Life sucked for all those worms too, celebrating an end to what can only have been a miserable cryogenic entombment with a mass-exodus worm-spawn free-for-all, only to drown in a biblical monsoon. I've never seen so many of the things. Writhing out of the flooding sod in that rain we had awhile back were nightcrawlers rivaling Canada's finest. They bit it hard though, drowned like cats in the Bermuda Triangle.

It provided pretty good entertainment for awhile -- girls returning from a hard night studying in open-toed sandals trying to pick their way through an ever-shifting annelid minefield. You'd think the girls were the ones about to get stepped on and mutilated, by the stymied expressions of despair and terror locked on their faces. So the worms fled flooding compost tunnels to the world above, only to drown or get crushed by terrified people thousands of times more massive than they. Irony. Irony and a million dead worms.

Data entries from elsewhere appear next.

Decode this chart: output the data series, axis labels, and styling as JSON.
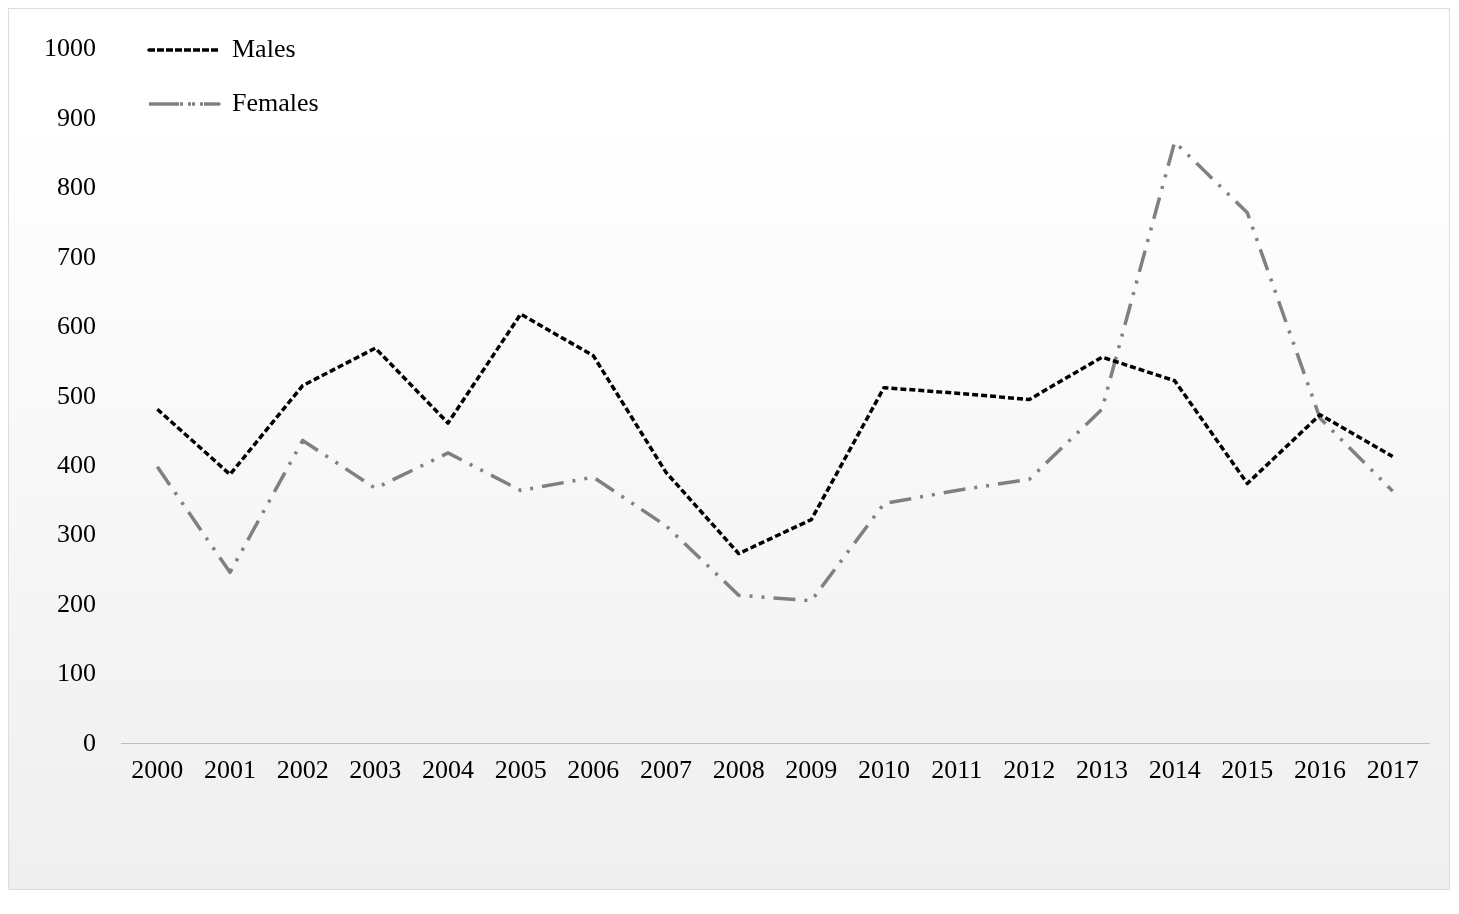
{
  "chart_data": {
    "type": "line",
    "categories": [
      "2000",
      "2001",
      "2002",
      "2003",
      "2004",
      "2005",
      "2006",
      "2007",
      "2008",
      "2009",
      "2010",
      "2011",
      "2012",
      "2013",
      "2014",
      "2015",
      "2016",
      "2017"
    ],
    "series": [
      {
        "name": "Males",
        "color": "#000000",
        "line_style": "dotted",
        "values": [
          482,
          388,
          516,
          570,
          462,
          619,
          559,
          391,
          274,
          323,
          513,
          505,
          496,
          557,
          523,
          375,
          474,
          414
        ]
      },
      {
        "name": "Females",
        "color": "#808080",
        "line_style": "dashed",
        "values": [
          399,
          247,
          437,
          368,
          419,
          365,
          384,
          314,
          214,
          206,
          346,
          365,
          381,
          482,
          867,
          765,
          469,
          364
        ]
      }
    ],
    "ylim": [
      0,
      1000
    ],
    "yticks": [
      0,
      100,
      200,
      300,
      400,
      500,
      600,
      700,
      800,
      900,
      1000
    ],
    "grid": false,
    "legend": "top left",
    "marker": "none"
  }
}
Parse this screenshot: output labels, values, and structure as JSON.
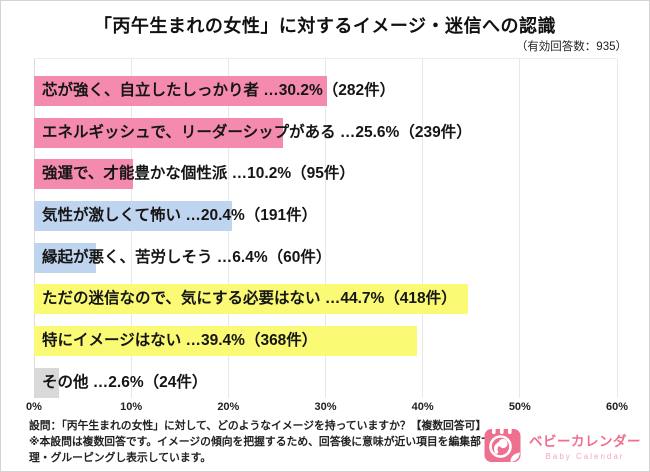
{
  "page": {
    "title": "「丙午生まれの女性」に対するイメージ・迷信への認識",
    "subtitle": "（有効回答数：935）"
  },
  "chart_data": {
    "type": "bar",
    "orientation": "horizontal",
    "title": "「丙午生まれの女性」に対するイメージ・迷信への認識",
    "valid_responses": 935,
    "xlim": [
      0,
      60
    ],
    "x_ticks": [
      "0%",
      "10%",
      "20%",
      "30%",
      "40%",
      "50%",
      "60%"
    ],
    "grid": true,
    "legend": "none",
    "colors": {
      "pink": "#F48AAE",
      "blue": "#BFD4EF",
      "yellow": "#FBFA75",
      "gray": "#D9D9D9"
    },
    "categories": [
      "芯が強く、自立したしっかり者",
      "エネルギッシュで、リーダーシップがある",
      "強運で、才能豊かな個性派",
      "気性が激しくて怖い",
      "縁起が悪く、苦労しそう",
      "ただの迷信なので、気にする必要はない",
      "特にイメージはない",
      "その他"
    ],
    "values": [
      30.2,
      25.6,
      10.2,
      20.4,
      6.4,
      44.7,
      39.4,
      2.6
    ],
    "counts": [
      282,
      239,
      95,
      191,
      60,
      418,
      368,
      24
    ],
    "bars": [
      {
        "label": "芯が強く、自立したしっかり者",
        "pct": 30.2,
        "count": 282,
        "color": "pink",
        "caption": "芯が強く、自立したしっかり者 …30.2%（282件）"
      },
      {
        "label": "エネルギッシュで、リーダーシップがある",
        "pct": 25.6,
        "count": 239,
        "color": "pink",
        "caption": "エネルギッシュで、リーダーシップがある …25.6%（239件）"
      },
      {
        "label": "強運で、才能豊かな個性派",
        "pct": 10.2,
        "count": 95,
        "color": "pink",
        "caption": "強運で、才能豊かな個性派 …10.2%（95件）"
      },
      {
        "label": "気性が激しくて怖い",
        "pct": 20.4,
        "count": 191,
        "color": "blue",
        "caption": "気性が激しくて怖い …20.4%（191件）"
      },
      {
        "label": "縁起が悪く、苦労しそう",
        "pct": 6.4,
        "count": 60,
        "color": "blue",
        "caption": "縁起が悪く、苦労しそう …6.4%（60件）"
      },
      {
        "label": "ただの迷信なので、気にする必要はない",
        "pct": 44.7,
        "count": 418,
        "color": "yellow",
        "caption": "ただの迷信なので、気にする必要はない …44.7%（418件）"
      },
      {
        "label": "特にイメージはない",
        "pct": 39.4,
        "count": 368,
        "color": "yellow",
        "caption": "特にイメージはない …39.4%（368件）"
      },
      {
        "label": "その他",
        "pct": 2.6,
        "count": 24,
        "color": "gray",
        "caption": "その他 …2.6%（24件）"
      }
    ]
  },
  "footer": {
    "question": "設問：「丙午生まれの女性」に対して、どのようなイメージを持っていますか？【複数回答可】",
    "note": "※本設問は複数回答です。イメージの傾向を把握するため、回答後に意味が近い項目を編集部で整理・グルーピングし表示しています。"
  },
  "logo": {
    "name_jp": "ベビーカレンダー",
    "name_en": "Baby Calendar",
    "brand_color": "#EE6F8E"
  }
}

There's great irony in the gym. Smokers run stairs and pant on treadmills, cranking out the cardiovascular workout while their effective pulmonary capacity erodes like the smoldering butts they suck on, plaque building up in their arteries like a veritable systemic Ice Age. Run faster. Really, I thought one of the few benefits to a thorough nicotine addiction was that exercise no longer mattered. Intravenous Crisco probably couldn't keep up with the load you're already giving yourself. I have a hard time buying that someone really cares about their health if they aren't at least trying to quit, no matter how toned their calves.

More irony -- while it's great that we have compost fairies hovering over refuse bins at the Hop, no one at eco-conscious Dartmouth seems too concerned about the thousands of four-by-five inch information cards (be they from a campus group or the administration) that get pumped into our Hinman Boxes on a weekly basis. The life of those things, from the time one comes out of the mailbox until it's shot down the slit of the recycle bin, lasts about six seconds. I pay more attention to limericks scratched into stall walls in the bathrooms.

We must go through a metric ton of paper per year, in colors not normally associated with anything between infrared and ultraviolet, decorated with stars and fonts that no one is actually supposed to use. I would think saving that paper would be more ecologically important than saving banana peels from landfills. To those who engage in this practice: blitz the message (we'll all get it), post a poster, take out an ad in the paper. But don't mail me impersonal fluorescent propaganda. It wastes my time and (ironically) nearly guarantees I'm not coming.

The icing on the proverbial cake of my recent interest in irony emerged three nights ago. I made it through a dead New England winter illness-free and survived a noteworthy conjunctivitis epidemic with both eyes blinking in the morning. But I awoke at 4 a.m. with a sore throat high in my pharynx, just at the level where swallowing saliva does nothing and a cough drop just numbs the healthy tissue below the inflammation. I've spent the last three nights sniffling in the pre-dawn gloom, hacking mucus out of my otherwise healthy lungs and experimenting with swallowing techniques to throw at least a little menthol over my lysing tonsils. I really don't get it.

You'd think I drink enough orange juice.